I’ve noticed too that audiences tend to interpret the film as a story about a bitch who broke this nice guy’s heart. And while Summer did not behave impeccably, I think 500 Days is really about the unstoppable religion of falling in love and believing that something so all-consuming must be cosmic, mutual and immortal. After all, how can something that feels larger than life, larger than self, be only a product of perception? Life can’t possibly be that cruel…right? (So strong is the faith of the innocent and untested.)

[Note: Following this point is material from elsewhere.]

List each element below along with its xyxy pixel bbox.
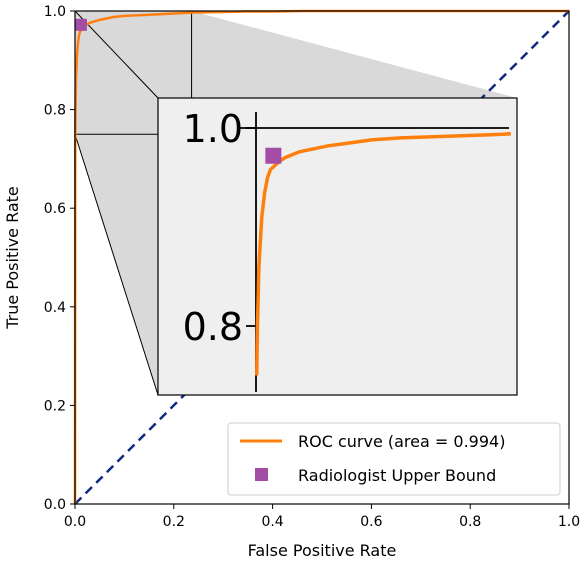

The actual story, I think, is that Tom would’ve fallen in love regardless of how Summer received his affection. And, to be fair, she was honest from the beginning. But no one warns you to put on the brakes for your first love. And even if they did, why would you listen? You see, the duality of this film is that while it openly reminds us we’ve all been a Tom, it also gently suggests that we may have been someone’s Summer, too. But that if you have been, of course you probably wouldn’t remember. (Or wouldn’t want to.) We all skim over lukewarm chapters in our lives, most of all forgetting those who grazed – without piercing – our skin. Yet, in the eyes of someone who loves you, nothing can be more cruel than your polite inability to return their favor. Not even kindness can approximate what you aren’t able to reciprocate. So no, I don’t think this film is about a bitch and a loser. Rather, I think it’s about two people standing an inch apart but looking light years ahead in different directions. They just missed each other, is all.

And Joseph Gordon-Levitt, without moving a muscle in his face, without adding a twinkle to his eye, somehow reminds us just how profoundly painful it is to live in a comedy of errors.